Validation and application of a sensitive assay for butorphanol in human plasma by high-performance liquid chromatography with tandem mass spectrometry detection

Abstract

A sensitive and convenient high-performance liquid chromatography–tandem mass spectrometry (HPLC–MS/MS) assay for the opioid receptor agonist–antagonist butorphanol in human plasma is described. BC-2605, a cyclopropyl analogue of butorphanol, was employed as an internal standard. Butorphanol was recovered from plasma (84.4±10.9%) by liquid–liquid extraction. The mobile phase flow-rate was 0.3 ml/min and consisted of methanol–water–formic acid (90:10:0.1, v/v/v).
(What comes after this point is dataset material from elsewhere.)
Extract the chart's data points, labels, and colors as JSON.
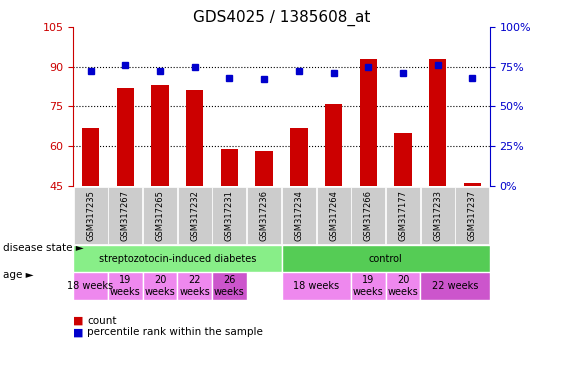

The analytical column (4.6×100 mm) was packed with Partisil C 8 (5 μm). The standard curve was linear from 13.7 to 1374 pg/ml ( r 2>0.99). The lower limit of quantitation was 13.7 pg/ml. The assay was specific, accurate (% deviation from nominal concentrations were <15%), precise and reproducible (within- and between-day coefficients of variation <7%). Butorphanol in plasma was stable over 3 freeze/thaw cycles and at room temperature for 1 day. The utility of the assay was demonstrated by following butorphanol plasma concentrations in two healthy subjects for 24 h following a 1 mg intranasal dose.